Ce qui est arrivé à la ligne de Paolo Gucci n'est pas tout à fait clair. Selon la nécrologie publiée par WWD en 1995, sa ligne «n'a jamais eu de succès,» une phrase qui implique qu'elle a été commercialisée à un moment donné entre 1988, après la condamnation, et l'année de la mort du créateur, avant d'être rachetée et achevée. Avec la mort de Paolo et Maurizio quelques mois plus tard, toute la saga dynastique et médiatique qui a commencé avec la mort de Rodolfo Gucci s'est terminée avec celle de son fils. La sous-intrigue de Paolo Gucci a vu le mot "fin", sa carrière réduite à une note de bas de page dans l'histoire bien plus glorieuse de la marque. Pourtant, personne, dans les années 90, n'aurait pu imaginer que l'évolution de la mode ferait ressurgir ces objets de l'obscurité : la passion moderne pour la mode d'archives, pour les objets qui, au-delà de leur apparence, portent des significations particulières ou témoignent de phénomènes historiques a ravivé un certain intérêt pour les créations de Paolo Gucci. Ou du moins pour la qualité de leur design, pour leur statut de "relique" ironique et post-moderne. Après tout, Gucci et Balenciaga, ces dernières années, ont joué avec l'idée de faux légitime et d'authenticité et les créations de Paolo Gucci s'inscrivent dans ce discours, enrichies par la valeur culturelle des archives.

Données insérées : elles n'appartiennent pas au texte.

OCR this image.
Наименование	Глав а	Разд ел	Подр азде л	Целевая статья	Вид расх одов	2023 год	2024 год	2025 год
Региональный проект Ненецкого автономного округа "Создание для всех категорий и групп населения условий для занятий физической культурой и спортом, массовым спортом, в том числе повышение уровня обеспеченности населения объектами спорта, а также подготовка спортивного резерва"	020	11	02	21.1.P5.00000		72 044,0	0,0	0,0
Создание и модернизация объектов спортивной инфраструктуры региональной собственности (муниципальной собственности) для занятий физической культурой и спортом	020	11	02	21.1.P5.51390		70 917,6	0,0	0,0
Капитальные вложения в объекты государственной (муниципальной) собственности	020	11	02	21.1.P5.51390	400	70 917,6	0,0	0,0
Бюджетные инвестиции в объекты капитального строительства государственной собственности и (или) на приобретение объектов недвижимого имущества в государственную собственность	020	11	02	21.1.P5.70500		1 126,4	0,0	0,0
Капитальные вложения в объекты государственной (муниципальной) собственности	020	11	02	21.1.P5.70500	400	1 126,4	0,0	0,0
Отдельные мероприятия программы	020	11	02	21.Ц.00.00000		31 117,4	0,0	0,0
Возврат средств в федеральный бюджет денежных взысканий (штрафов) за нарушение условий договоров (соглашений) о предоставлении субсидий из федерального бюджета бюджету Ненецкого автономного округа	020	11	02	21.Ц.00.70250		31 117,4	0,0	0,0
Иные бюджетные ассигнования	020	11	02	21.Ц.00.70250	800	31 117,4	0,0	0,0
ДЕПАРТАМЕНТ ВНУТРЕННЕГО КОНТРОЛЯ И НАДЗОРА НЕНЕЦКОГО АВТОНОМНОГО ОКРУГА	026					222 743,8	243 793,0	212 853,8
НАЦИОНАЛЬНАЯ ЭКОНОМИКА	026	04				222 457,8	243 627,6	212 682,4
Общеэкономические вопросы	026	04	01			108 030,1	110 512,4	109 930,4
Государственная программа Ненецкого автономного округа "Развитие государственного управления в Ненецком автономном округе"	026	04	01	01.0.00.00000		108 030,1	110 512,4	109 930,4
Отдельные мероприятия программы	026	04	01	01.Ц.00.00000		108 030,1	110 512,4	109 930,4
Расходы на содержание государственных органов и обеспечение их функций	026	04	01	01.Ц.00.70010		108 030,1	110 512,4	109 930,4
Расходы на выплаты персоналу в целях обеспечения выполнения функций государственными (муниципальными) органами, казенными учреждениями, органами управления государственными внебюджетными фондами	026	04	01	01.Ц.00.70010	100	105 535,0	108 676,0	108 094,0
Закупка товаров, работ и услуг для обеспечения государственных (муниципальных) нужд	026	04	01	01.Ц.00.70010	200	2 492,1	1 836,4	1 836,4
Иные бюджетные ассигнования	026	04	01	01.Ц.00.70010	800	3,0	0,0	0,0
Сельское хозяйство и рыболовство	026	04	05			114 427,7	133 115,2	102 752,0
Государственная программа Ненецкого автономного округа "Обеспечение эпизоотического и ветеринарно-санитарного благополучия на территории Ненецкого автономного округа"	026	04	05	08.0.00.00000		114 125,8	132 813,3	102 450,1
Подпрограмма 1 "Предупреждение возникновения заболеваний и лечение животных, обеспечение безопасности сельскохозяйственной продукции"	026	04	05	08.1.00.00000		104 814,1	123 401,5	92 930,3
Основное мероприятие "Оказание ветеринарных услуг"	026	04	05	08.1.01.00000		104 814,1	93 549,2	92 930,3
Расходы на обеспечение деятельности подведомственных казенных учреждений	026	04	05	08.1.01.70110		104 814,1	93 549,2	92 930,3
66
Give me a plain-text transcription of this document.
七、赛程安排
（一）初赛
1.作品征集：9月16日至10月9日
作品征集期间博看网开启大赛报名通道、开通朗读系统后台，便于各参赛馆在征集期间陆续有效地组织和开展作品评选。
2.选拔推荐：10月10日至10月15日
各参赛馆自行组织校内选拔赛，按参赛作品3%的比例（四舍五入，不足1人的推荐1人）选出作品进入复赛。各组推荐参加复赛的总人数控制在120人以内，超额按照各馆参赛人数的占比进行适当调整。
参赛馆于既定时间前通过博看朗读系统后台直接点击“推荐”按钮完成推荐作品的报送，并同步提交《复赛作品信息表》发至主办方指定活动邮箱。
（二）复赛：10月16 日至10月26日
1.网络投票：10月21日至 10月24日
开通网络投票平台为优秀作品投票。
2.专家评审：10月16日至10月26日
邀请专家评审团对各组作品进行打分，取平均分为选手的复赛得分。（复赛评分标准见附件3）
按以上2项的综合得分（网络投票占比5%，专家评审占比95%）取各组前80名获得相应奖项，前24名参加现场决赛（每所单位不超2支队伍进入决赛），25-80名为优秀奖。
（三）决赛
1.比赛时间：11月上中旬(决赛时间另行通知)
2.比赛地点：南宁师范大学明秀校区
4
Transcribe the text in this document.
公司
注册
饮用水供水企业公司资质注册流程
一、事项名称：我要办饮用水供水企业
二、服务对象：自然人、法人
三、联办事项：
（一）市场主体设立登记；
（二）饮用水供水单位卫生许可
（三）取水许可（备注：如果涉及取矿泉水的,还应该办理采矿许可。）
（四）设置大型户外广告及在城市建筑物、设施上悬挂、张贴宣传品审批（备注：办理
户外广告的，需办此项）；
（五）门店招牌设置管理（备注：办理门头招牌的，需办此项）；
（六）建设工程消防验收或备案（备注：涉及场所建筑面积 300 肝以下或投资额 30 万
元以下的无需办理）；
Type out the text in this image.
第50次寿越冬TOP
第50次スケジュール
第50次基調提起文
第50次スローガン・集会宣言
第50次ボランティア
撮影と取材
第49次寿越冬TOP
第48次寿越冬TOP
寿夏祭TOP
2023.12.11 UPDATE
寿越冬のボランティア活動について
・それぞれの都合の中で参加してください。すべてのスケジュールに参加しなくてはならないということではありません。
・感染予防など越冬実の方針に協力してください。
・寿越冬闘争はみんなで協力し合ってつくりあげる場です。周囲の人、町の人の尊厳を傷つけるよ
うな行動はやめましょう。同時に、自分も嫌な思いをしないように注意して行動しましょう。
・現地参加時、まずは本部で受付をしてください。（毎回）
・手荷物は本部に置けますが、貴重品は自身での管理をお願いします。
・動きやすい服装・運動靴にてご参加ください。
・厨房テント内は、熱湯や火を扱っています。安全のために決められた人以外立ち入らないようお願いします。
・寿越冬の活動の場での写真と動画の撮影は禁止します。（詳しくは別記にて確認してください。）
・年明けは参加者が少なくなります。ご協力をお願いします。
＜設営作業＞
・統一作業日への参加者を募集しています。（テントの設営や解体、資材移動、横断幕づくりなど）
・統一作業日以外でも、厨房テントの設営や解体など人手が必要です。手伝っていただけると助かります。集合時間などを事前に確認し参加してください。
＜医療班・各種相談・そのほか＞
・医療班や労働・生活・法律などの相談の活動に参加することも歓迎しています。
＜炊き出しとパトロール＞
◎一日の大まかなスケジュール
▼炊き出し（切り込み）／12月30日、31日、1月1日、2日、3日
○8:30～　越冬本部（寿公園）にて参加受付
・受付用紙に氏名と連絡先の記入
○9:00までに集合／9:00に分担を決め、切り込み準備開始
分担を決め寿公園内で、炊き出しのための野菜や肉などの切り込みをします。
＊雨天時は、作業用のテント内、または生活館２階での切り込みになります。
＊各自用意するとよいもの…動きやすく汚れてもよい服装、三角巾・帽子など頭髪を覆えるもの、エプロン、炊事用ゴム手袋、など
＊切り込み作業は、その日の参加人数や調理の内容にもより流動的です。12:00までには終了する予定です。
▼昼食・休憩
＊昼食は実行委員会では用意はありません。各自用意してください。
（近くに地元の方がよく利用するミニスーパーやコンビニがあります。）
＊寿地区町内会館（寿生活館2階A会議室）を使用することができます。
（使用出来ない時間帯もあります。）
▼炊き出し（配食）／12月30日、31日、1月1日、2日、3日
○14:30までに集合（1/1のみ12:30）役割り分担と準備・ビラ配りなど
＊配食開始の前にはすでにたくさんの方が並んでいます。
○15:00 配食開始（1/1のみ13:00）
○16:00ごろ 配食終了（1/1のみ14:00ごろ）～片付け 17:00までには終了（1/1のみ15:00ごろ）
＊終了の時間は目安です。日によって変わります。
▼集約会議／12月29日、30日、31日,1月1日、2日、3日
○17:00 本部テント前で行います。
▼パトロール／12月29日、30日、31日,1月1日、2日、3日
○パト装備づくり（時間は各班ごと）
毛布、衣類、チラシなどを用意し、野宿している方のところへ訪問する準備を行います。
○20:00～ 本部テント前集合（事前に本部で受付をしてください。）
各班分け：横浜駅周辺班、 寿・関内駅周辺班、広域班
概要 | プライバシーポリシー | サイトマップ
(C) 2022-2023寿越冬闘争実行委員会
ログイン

Il est probable que les pièces de Paolo Gucci n'atteignent jamais le statut de graal d'objets historiques comme ceux de Raf Simons ou Rick Owens. Et il est également probable que l'attention qu'ils génèrent maintenant prendra fin dans les mois suivant la sortie du film. Mais ces mêmes objets restent un témoignage unique de l'époque, ainsi que de la vie d'un personnage historique qui s'est battu toute sa vie pour être reconnu par les personnes qu'il aimait et qui ont tout fait pour ne pas reconnaître son indépendance. Et dont la mémoire n'est que maintenant réhabilitée, plus de dix ans plus tard, malgré ses nombreuses tentatives pour le faire taire à jamais.